Employers often misclassify employees as independent contractors so that they can avoid paying payroll taxes, minimum wage or overtime, and complying with other employment laws, such as providing meal and rest breaks and workers’ compensation coverage. Misclassifying an employee as an independent contractor without a reasonable basis can lead to steep penalties and other significant legal consequences. Thus, it is critical that employers properly classify their workers.
What’s the Difference?
The distinction between an independent contractor and an employee is not always clear. Numerous factors are considered in determining the status of a worker. Generally, if the employer has the right to control how the work will be done, and not just the result of the work, the worker is an employee. The following are some general guidelines.
An independent contractor typically:
- is engaged in a distinct occupation or business
- operates under a business name
- is a specialist who works without supervision
- has his or her own employees
- provides his or her own tools and place of work
- sets his or her own hours
- advertises his or her business services
- invoices for work done
- has more than one client
Typical examples of independent contractors include lawyers, doctors, dentists, engineers, architects, accountants, chiropractors, contractors, and subcontractors.
An employee typically:
- performs duties dictated or controlled by others
- receives training for work to be done
- uses company-provided equipment, tools, and materials
- works hours or days dictated by a company
- gets paid on an hourly, weekly, or monthly basis
- works for only one employer
There is no set definition of an “independent contractor” for all purposes, and not one single factor is determinative. The determination must be made on a case by case basis. Additionally, depending on the state or federal agency involved, the factors that get considered vary.
The existence of a written agreement purporting to establish an independent contractor relationship is not determinative. Nor is the fact that a worker is issued a 1099 form rather than a W-2 form.
Why is it Important?
If you misclassify your workers as independent contractors, you could be liable for many years of back taxes and penalties for unpaid federal and state income taxes, Social Security and Medicare taxes, and workers’ compensation and unemployment insurance premiums. You may also be liable to the worker for overtime pay, meal and rest period violations, reimbursement of business expenses, plus interest and penalties. The costs of misclassification can be extremely high and potentially devastating for some businesses, especially those highly reliant on independent contractors.
The U.S. Department of Labor as well as state task forces have been cracking down on businesses misclassifying their employees as independent contractors.
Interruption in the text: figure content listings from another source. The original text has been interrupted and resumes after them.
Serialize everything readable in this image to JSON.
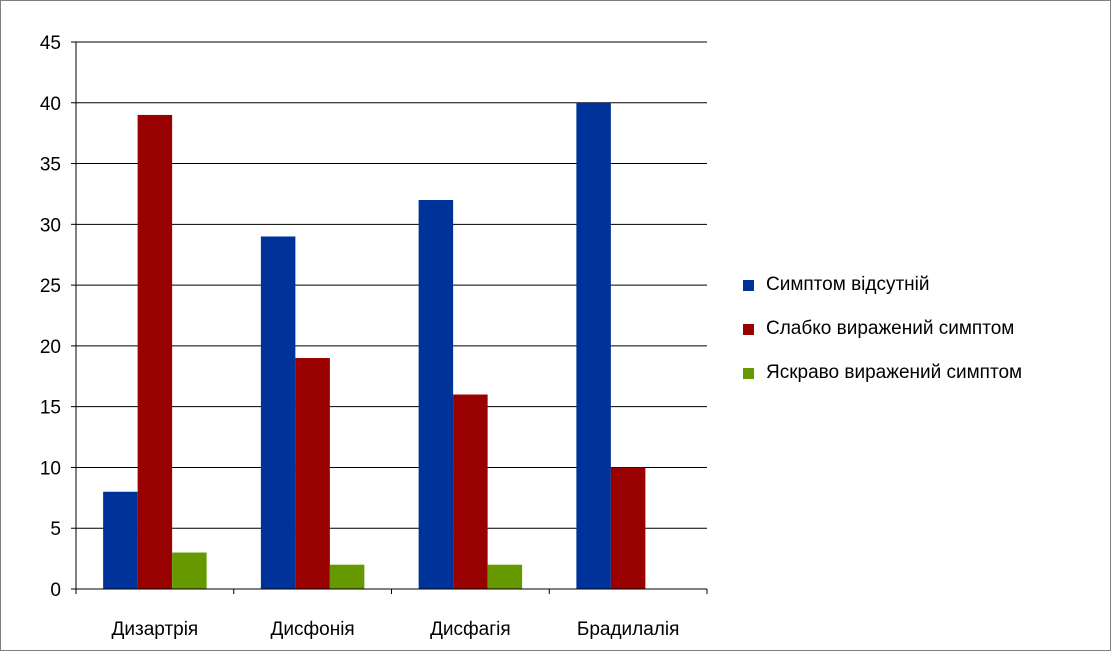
{
  "chart_data": {
    "type": "bar",
    "categories": [
      "Дизартрія",
      "Дисфонія",
      "Дисфагія",
      "Брадилалія"
    ],
    "series": [
      {
        "name": "Симптом відсутній",
        "color": "#003399",
        "values": [
          8,
          29,
          32,
          40
        ]
      },
      {
        "name": "Слабко виражений симптом",
        "color": "#990000",
        "values": [
          39,
          19,
          16,
          10
        ]
      },
      {
        "name": "Яскраво виражений симптом",
        "color": "#669900",
        "values": [
          3,
          2,
          2,
          0
        ]
      }
    ],
    "ylim": [
      0,
      45
    ],
    "yticks": [
      "0",
      "5",
      "10",
      "15",
      "20",
      "25",
      "30",
      "35",
      "40",
      "45"
    ],
    "grid": true,
    "legend_position": "right"
  }
}
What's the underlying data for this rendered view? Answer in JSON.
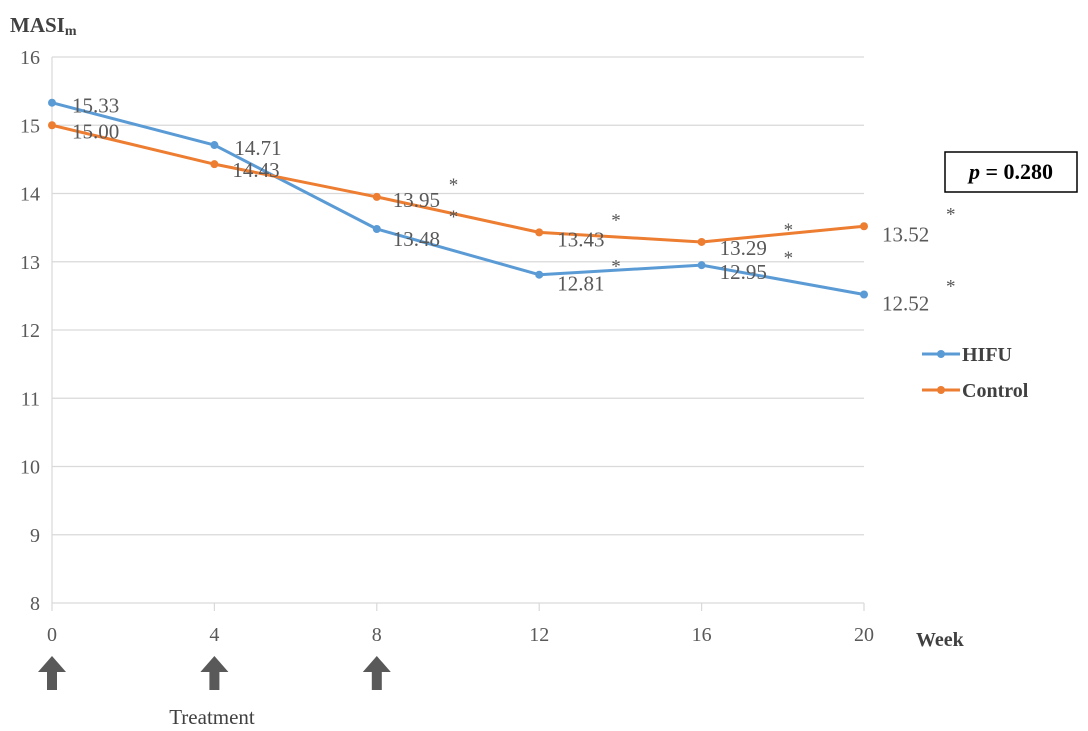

The IRS has also been actively seeking what is estimated to be billions of dollars in lost tax revenues due to misclassification of independent contractors.
Under California labor law, there is a presumption that workers are employees, and the burden is on the employer to demonstrate that the workers are employees. Thus, employers should thoroughly research and analyze a working relationship before it is established. Employers should also diagnose whether current independent contractors are properly classified. If you are uncertain about whether a worker is an employee or an independent contractor, we advise that you contact an attorney or the appropriate government agency for guidance.